Yıl 1981. Henüz 15 yaşındayım. Serik'te ikamet ediyoruz. MFÖ henüz patlamamış. “Tornistan” şarkılar dolanıyor TRT'nin bol yasaklı günlerinde. Nilüfer, Ajda Pekkan filan. Ama benim favorim hep Barış Manço. Mahalle arkadaşlarıma rağmen hem de.

“Come hear sehrazat

Were going way

Forget tomorrow

Enjoy today

Take a magic journey

Were the pan pipes play” diyen şarkı işte o yıl “Değmesin yağlı boya” adlı kasette geldi önüme. O zamanlar plaktan kasete terfi etmişiz. Evimizde teyp yok ama ben Barış Manço kasetlerini mutlaka alıyorum. Zülfü Livaneli ve daha sonraki MFÖ kasetleri gibi.

“Come hear sehrazat” ben bu cümleyi yıllarca “Tam bir şehrazat” olarak dinlemişim iyi mi? Özüm boşuna demiyor “Baba sende müzik kulağı hiç yok” diye.
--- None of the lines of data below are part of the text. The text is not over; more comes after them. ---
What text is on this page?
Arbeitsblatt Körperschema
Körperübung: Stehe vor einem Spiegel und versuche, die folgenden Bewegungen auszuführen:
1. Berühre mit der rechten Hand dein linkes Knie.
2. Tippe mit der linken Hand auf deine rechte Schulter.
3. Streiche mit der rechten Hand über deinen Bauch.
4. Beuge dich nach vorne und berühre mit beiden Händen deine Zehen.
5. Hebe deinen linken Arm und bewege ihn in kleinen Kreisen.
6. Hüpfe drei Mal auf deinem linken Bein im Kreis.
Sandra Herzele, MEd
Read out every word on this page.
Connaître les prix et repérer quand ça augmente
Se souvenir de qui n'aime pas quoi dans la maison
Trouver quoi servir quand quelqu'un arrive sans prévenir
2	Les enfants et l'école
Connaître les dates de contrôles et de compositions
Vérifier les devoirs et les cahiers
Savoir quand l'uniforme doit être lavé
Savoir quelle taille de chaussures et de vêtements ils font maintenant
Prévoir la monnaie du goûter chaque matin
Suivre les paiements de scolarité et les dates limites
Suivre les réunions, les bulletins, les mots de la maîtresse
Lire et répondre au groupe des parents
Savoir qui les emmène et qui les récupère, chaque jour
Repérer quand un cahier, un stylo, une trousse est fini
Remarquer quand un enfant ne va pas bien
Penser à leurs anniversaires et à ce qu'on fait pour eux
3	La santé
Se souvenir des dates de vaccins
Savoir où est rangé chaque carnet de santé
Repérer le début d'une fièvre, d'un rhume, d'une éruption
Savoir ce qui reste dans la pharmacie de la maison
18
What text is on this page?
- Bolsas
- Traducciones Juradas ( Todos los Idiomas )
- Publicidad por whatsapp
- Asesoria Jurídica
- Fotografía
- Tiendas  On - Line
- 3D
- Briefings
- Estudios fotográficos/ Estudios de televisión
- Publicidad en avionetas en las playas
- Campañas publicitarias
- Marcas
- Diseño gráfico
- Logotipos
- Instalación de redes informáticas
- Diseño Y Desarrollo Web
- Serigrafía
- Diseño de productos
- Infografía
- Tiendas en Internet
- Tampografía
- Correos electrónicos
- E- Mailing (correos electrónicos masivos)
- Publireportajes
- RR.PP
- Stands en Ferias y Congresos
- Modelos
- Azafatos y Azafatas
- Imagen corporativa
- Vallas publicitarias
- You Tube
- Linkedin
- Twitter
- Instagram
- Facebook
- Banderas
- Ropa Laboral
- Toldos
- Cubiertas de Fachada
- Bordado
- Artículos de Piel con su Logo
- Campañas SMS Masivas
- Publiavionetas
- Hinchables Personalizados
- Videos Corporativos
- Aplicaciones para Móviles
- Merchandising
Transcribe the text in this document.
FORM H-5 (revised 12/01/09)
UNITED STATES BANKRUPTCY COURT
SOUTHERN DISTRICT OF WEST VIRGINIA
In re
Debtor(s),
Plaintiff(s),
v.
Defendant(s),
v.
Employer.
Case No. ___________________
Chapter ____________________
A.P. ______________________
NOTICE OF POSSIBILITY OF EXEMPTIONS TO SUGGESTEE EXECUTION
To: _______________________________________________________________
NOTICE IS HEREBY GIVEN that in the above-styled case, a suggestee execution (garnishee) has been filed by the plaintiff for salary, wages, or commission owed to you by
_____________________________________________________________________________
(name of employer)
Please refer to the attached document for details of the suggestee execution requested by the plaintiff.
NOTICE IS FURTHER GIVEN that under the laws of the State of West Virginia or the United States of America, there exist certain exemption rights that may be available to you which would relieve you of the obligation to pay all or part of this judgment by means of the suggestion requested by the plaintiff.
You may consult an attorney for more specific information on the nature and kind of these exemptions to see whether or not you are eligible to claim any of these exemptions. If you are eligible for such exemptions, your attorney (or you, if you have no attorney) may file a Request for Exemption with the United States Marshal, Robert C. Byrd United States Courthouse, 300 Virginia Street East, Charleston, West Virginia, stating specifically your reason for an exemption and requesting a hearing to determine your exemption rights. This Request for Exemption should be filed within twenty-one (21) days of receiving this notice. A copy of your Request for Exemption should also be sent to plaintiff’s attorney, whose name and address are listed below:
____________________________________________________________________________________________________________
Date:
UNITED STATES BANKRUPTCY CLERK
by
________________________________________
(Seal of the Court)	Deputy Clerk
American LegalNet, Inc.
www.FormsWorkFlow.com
TRT 3 ile tanışmamda aynı döneme rastlar. Hulusi Tunca yönetimindeki Hey Dergisi sayesinde. Bu aynı zamanda benim “Bayrak Radyosu”ndan da kurtuluşumdur.

O TRT 3'te bir gün Şehrazat Senfonik Suiti'ni dinledim. Bayıldım. Barış Abi'nin de kulağımıza aşina etmesiyle çok ama çok sevdim.

Yıllarca Mozart'ın “Eine  kleine Nachtmusik” adlı eseri ve Korsakof'un “Şehrazat”ı benim başucu müziğim oldu. Özüm anne karnında dinledi günler geceler boyu. Halen telefonumda kaydı var, geceleri başumda çalar.  Biliyorum. Sen Bergüzar Korel ve Halit Ergenç'e gittin. E.. aldık kabul ettik. Kaç paraydı o?

Ama önceki gece bambaşka bir şehrazat vardı karşımda.

Cumartesi gün Gaye Abla (Doğanoğlu) yazdı. “Pazartesi kahveye gel sohbet edelim.”

Pazartesi sabah AKM'deyim.  Yanında misafiri var. Zarif bir bayan. Opera Bale'nin müdiresi ve Sanat Yönetmeni Sibel Kızılateş'miş. Daha tanışma faslı bitmeden “Nizam Şehrazat başladı, kaçırmaman lazım” dedi Gaye abla.

Antalya Devlet Opera ve Balesi'nin “Şehrazat Balesi”ni sahneye koyduğunu gazeteden okumuşum. Sibel Hanım da “Yarın akşam var, bekleriz” dedi.

Ve ben o muhteşem görsel keyf ile iliklerime kadar Şehrazat doldururken, “Hiç mi aklına gelmedi youtube arşivinde video aramak yav?” diye kendime sormadan edemedim.

Hınca hınç dolmuş salon. Sağımda solumda yabancı uyruklu izleyiciler. Nerden mi anladım? Yok... Gösteri devam ederken yorum muhabbetine girmedik. Arkalardaki “Bizimkiler” her boşlukta, her güzel harekette alkışlarken onlar da benim gibi gösterinin sonunu bekledi alkışlamak için.

Şimdi burada bitiriyoruz.

Sibel Hanım’a kahve içmeye gidip Şehrazat ve diğerlerini konuşacağız.  Yine yazacağız.

Siz mi? Yazı bitti, kapatın ekranı, DOB sayfasından hemen biletinizi alın bence.